Une semaine à Melong

De Nkongsamba jusqu'à Melong
le trajet n'est pas long
mais l'intérieur du taxi
est peuplé plus qu'une galaxie.

On reconnait Melong à son carrefour qui bouge
à ses palmiers ses comptoirs d'huile rouge
et à son eau toujours fraîche
même en saison sèche.

Du lieu où nous sommes le soleil
est défaillant le ciel vermeil;
c'est un camp de plusieurs mètres carrés
recouvert de café.

Ici on appelle les "graines d'or"
mais le café a chuté est-ce un sort?
Il est salissant pour les membres
on récolte généralement en décembre.

Du lieu où nous sommes le papillon voltige
je me lève je faufile entre les tiges
de maïs la nature me ravigote
je suis à la recherche d'une gargote.

Me voici donc au carrefour
mon ventre bouillonne comme un four
je tends une pièce à la gargotière
il est dix-sept heures et un tiers.

La nourriture coûte moins chère en campagne
et beaucoup plus chère qu'une compagne;
attention: ici point de petites filles
elles sont pointues comme des aiguilles.

Vous n'avez qu'à écouter leurs commentaires;
si tu étais vivant, cher Voltaire
tu te rendrais compte sans aucune peine
que ton époque diffère de la mienne.

Les poètes ne furent pas sots
et les filles pleuraient pour les mots
mais aujourd'hui elles préfèrent les sous
et détestent les mots doux.

Les gamines, ce sont des vermines
mais ce poème n'est pas aux gamines;
le temps d'une pause, chers lecteurs
je vous reviens dans une heure.

C'est fait!
maintenant le ciel est parfait
les étoiles sont à l'étude
la lune les ment comme d'habitude.

La case où nous sommes est à genoux
cependant auprès de nous
il y a un soleil qui aboie:
c'est le feu de bois.

Avec ses grands yeux de kamikaze
il réussit à illuminer toute la case
le soleil ne fait pas pareil
le feu est plus fort que le soleil.

Je vous donne les prénoms de mes frères:
Raymond, Guy, Hervé, Matou, et si tu préfères
moi; mais moi, ce n'est pas mon prénom
Ntoka Dibakto, c'est mon nom.

Se laver est une mission impossible
j'ai l'eau le savon, et même la bible
je commence à me gratter la tête
puisqu'il n'y a point de toilettes.

Où sont mes babouches?
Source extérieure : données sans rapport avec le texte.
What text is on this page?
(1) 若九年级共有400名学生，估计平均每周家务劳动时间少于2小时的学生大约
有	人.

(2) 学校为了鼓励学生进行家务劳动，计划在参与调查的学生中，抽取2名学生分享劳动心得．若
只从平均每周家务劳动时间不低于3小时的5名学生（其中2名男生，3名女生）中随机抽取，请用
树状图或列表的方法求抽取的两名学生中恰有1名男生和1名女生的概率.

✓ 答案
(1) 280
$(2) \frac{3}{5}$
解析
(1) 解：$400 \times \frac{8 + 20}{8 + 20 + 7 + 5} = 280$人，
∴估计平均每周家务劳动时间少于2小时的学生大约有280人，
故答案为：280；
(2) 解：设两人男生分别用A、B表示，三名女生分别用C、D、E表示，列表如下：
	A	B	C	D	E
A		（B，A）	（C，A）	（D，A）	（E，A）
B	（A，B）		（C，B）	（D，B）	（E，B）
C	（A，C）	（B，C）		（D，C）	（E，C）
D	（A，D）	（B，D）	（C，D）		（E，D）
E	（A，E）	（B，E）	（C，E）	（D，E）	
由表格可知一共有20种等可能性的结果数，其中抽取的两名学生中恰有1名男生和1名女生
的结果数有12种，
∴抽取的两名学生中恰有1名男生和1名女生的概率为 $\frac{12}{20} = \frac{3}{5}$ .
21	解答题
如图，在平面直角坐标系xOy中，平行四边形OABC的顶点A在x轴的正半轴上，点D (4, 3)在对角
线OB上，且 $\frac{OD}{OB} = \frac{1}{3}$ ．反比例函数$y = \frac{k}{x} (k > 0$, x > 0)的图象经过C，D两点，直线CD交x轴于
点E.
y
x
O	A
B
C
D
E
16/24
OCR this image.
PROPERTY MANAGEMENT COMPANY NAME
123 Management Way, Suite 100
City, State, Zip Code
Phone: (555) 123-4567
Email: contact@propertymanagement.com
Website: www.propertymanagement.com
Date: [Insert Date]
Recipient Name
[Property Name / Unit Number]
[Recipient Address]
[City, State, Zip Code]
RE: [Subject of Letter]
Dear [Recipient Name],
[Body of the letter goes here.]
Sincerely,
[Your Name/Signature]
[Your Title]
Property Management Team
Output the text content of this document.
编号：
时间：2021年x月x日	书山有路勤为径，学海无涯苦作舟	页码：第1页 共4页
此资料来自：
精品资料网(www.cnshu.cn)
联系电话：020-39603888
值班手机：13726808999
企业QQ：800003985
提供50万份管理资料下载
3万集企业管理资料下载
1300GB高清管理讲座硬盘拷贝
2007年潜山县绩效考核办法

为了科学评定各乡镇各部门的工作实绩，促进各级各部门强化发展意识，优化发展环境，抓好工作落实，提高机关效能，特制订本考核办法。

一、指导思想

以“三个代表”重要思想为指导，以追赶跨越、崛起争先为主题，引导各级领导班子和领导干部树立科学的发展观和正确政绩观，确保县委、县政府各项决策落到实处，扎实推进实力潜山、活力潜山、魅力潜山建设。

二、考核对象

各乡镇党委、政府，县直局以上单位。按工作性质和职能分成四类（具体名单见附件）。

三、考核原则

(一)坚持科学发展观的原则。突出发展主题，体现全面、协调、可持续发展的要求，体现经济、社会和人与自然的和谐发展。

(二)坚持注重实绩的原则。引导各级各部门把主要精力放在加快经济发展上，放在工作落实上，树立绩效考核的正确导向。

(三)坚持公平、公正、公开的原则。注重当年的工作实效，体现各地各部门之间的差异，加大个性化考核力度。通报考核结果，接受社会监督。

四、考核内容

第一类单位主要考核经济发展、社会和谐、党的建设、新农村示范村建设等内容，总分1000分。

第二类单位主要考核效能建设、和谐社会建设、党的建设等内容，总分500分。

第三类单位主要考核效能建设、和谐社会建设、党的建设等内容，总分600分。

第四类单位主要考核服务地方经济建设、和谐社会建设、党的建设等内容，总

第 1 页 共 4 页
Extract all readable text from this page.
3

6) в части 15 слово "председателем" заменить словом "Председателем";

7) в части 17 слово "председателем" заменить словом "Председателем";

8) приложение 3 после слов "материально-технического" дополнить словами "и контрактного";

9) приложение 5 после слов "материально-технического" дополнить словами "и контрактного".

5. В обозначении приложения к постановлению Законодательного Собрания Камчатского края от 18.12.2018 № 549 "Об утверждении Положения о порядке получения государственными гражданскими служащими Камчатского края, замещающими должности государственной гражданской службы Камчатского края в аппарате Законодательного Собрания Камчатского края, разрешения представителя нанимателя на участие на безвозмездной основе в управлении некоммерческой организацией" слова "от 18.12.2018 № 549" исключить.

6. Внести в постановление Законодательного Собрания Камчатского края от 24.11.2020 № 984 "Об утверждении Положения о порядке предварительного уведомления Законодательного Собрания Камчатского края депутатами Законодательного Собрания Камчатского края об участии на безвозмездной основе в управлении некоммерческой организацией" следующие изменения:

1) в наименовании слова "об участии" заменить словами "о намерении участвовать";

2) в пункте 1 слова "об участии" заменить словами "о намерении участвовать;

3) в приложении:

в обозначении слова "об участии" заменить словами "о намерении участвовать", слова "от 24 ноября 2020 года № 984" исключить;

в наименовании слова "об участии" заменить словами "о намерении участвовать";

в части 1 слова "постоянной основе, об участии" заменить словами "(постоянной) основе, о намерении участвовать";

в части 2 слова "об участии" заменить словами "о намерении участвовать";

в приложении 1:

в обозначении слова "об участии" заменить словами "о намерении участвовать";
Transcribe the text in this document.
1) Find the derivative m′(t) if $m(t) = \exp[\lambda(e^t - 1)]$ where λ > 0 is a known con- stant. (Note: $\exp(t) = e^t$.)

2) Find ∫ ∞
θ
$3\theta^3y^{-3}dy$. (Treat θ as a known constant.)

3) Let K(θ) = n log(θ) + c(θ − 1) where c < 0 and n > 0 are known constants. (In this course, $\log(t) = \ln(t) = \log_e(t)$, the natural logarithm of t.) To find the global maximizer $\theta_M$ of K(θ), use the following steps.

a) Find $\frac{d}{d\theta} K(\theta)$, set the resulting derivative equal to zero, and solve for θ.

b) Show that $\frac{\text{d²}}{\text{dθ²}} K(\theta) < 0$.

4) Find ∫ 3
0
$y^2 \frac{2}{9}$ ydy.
Hé, canards
revenez-ici, bande de connards
ils ont quelque chose dans la bouche
ce sont mes babouches...

Chance qu'il se fait tard
je ne vais pas vous suivre, pendards
vous avez gagné la bataille
demain la guerre sera de taille.

Nos yeux sont envahis de fatigue
c'est le sommeil qui le intrigue
ne lui résistons pas, mourrons
demain nous ressusciterons.

Mes pieds dans un sac, ma foi
c'est pour lutter contre le froid;
au sol je lance un pardessus
nous nous allongeons dessus.

Le sommeil est sucré, normalement
Vers deux heures Hervé nous réveille brusquement
savez-vous ce qu'il nous dit?
" dehors on crie bandit!"

Chacun sort avec son matériel
le crieur a un pistolet artificiel
Raymond un gourdin Matou un barreau d'acier
je n'ai que mes yeux, ma plume et du papier.

Comment est-ce qu'on devient un poète?
C'est une question un peu bête
je n'ai pas fait de longues études
je dois mes vers à l'habitude.

Voleurs, notre café les a échappé
nous ne les avons pas attrapé
ils ont été rapides comme un train
venaient-ils tâter le terrain?

Dieu a commis une belle bêtise
pas une bêtise mais une sottise
ils a créé les uns travailleurs
il a créé les autres voleurs.

Nous cohabitons avec des extraterrestres
l'enfer c'est le globe terrestre
or dans le ciel, tout est radieux
mais qui suis-je pour juger Dieu?

Si Dieu était moi et moi démiurge
aurais-je permis qu'il me juge?
Dieu a créé l'homme à son image
cette leçon vaut mieux un fromage.

Tu m'as appris la fable
que les rats savent se comporter à table
mais je vais t'apprendre une chose Lafontaine
le café se sèche en une semaine.

La nuit n'est pas obscure avec la lune
au dessus de nos crânes elle est brune
on dirait qu'elle a fait le maquillage:
à quel âge?

Je retourne à notre paradis
plutôt notre taudis
il me reste six jours à Melong
je ne suis pas certain d'aimer le melon.